The second half was up and down, with most action in the Nigerian end, but both goalies made dazzling saves before Enyeama made his one and only mistake, channeling Robert Green with a misplay off a harmless shot that was poked in by Torosidis, the man who drew the red card.
Argentina is a lock for the Round of 16, but the rest of Group B is wide open. Both South Korea and Greece seemed doomed and now are very much alive. Nigeria, which lost by a mere goal to Argentina and was ahead and in control approaching half-time of this game, is now likely out. Kaita's was a mental mistake for the ages. I hope he has a vacation home somewhere.
In which I sell my soul and root for France. France versus Mexico made me feel dirty. Mexico, as we have previously established, is the bitter rival of Team America, the Red Sox to our Yankees. Thus, I had no choice but to root for France. But I didn't feel good about it. The only good thing about Mexico's victory is that they are possibly on track — if many, many (many) cards fall into place — to play the U.S. in the quarterfinals. And to beat them then would be great. Am I getting ahead of myself?
Anything else we need to discuss? Let's see, what else is there to talk about? Oh, is there a game this morning? Let me check the schedule ... Oh, my — there is! There is a game! It's the USA! Shall we talk about that? Let's. For all the hype about the super-mega-giant-awesome opener against England's vaunted Three Lions — for all the "don't shoot until you see the whites of their eyes" redcoats nonsense — it honestly didn't matter if the U.S. lost that game.
Of course, a tie was great for the team's confidence, and for fan happiness, and for making English people sodden their Marmite (Marmite!) toast with tears, but from the beginning all the U.S. needed to do to advance to round two of the World Cup was beat the other two teams in the group. It may actually be that they only need a single win, plus another tie, but one thing is clear: They have to beat Slovenia, which leads the group after beating Algeria. That makes today the biggest game of the first round for Team USA.

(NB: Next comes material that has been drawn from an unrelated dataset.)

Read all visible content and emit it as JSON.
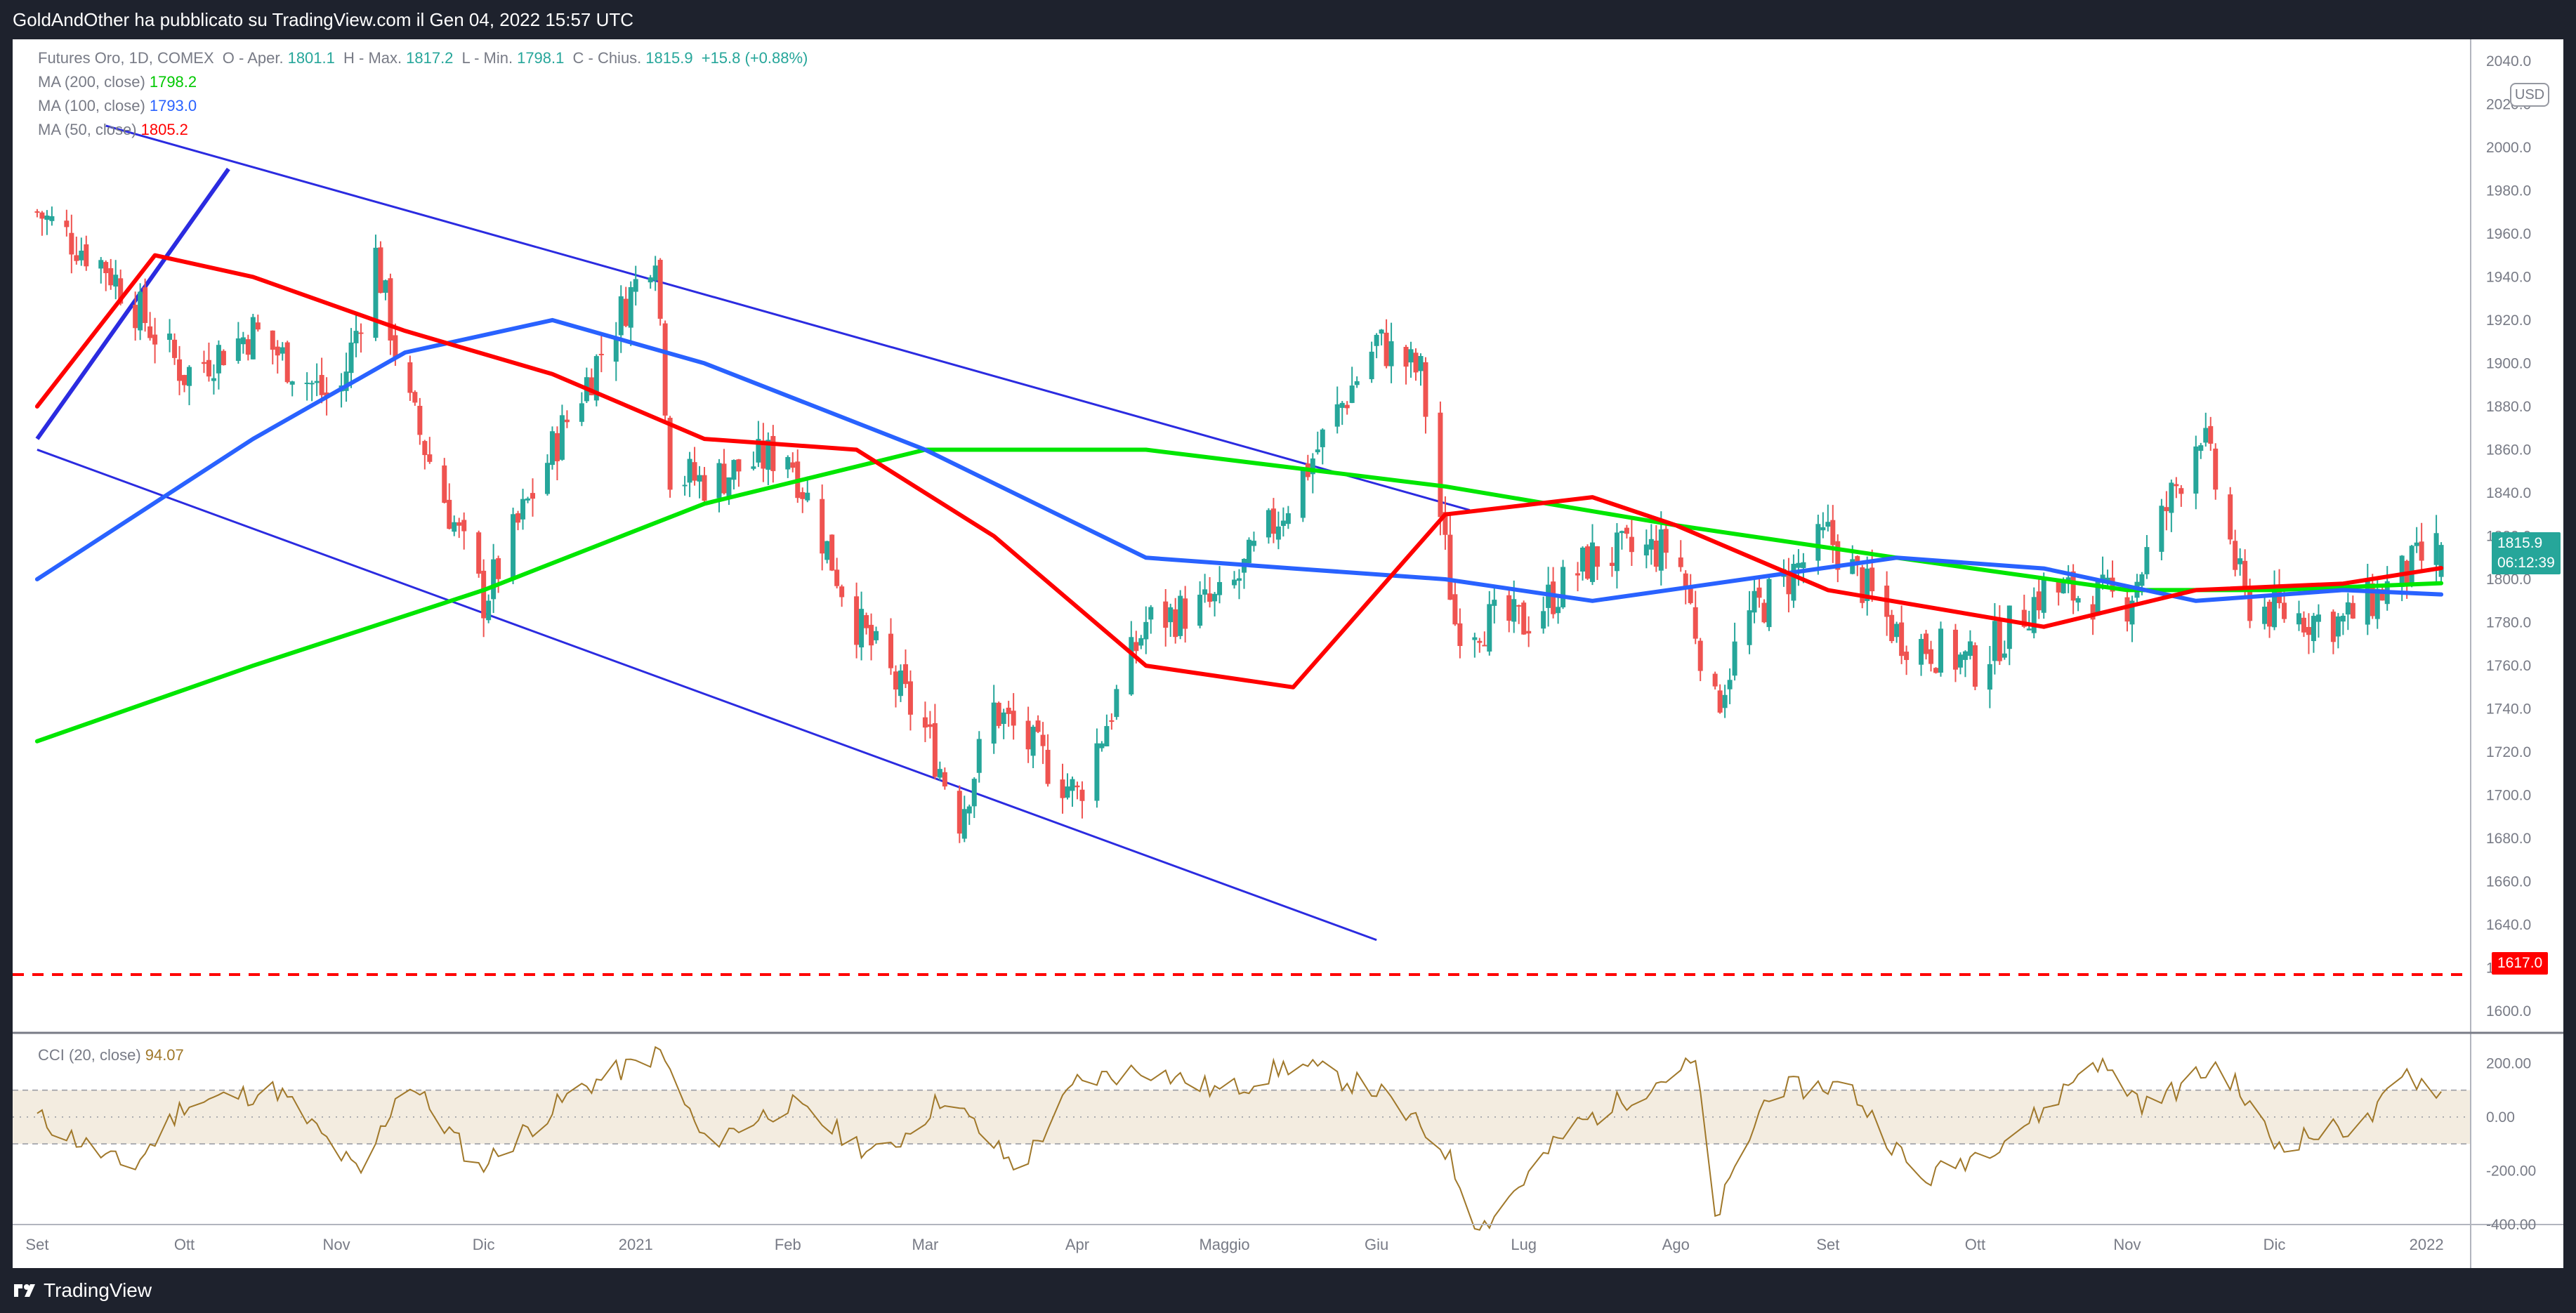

Quoth Landon Donovan, on the slim possibility that they could lose or tie and still advance: "The way we're looking at it is if we can't beat Slovenia, we don't deserve to advance anyway." I couldn't agree more. Slovenia is a nation of just 2 million people, which is only salient in that it seems impossible that a country less populated than Brooklyn can possibly field a better team than a country of nearly 300 million. Of course, we have the NBA, and the NFL, and Major League Baseball — not to mention snowboarding, BMX, and street luge — stealing away our swift, hearty, stout-hearted children. Still, we should win this game.
That doesn't mean I'm not terrified. Slovenia plays the same sort of compact, frustrating defense deployed to great effect by so many overmatched teams so far — most notably, Switzerland and North Korea. Unless Bob Bradley is a complete moron, he will tinker with his lineup, replacing Robbie Findley in the front with Edson Buddle and altering the complexion of his midfield by swapping in Jose Torres, an attacking, ball-control wizard for Ricardo Clark, whose defensive abilities failed him big time when he fell asleep and gave up that first goal against England.
Nobody on the U.S. team wants to be locked in a tense 0–0 or 1–1 game in the waning minutes, so I fully expect to see attacking, offensive play directed by Dempsey and Donovan from the start. This could open up the team to quick counterattacks — a glaring weakness in recent matches — but there is no reward without risks.
My prediction: It will be close enough for awhile to give us all ulcers, but in the end Altidore, Dempsey, and Buddle will score. 3–1 USA.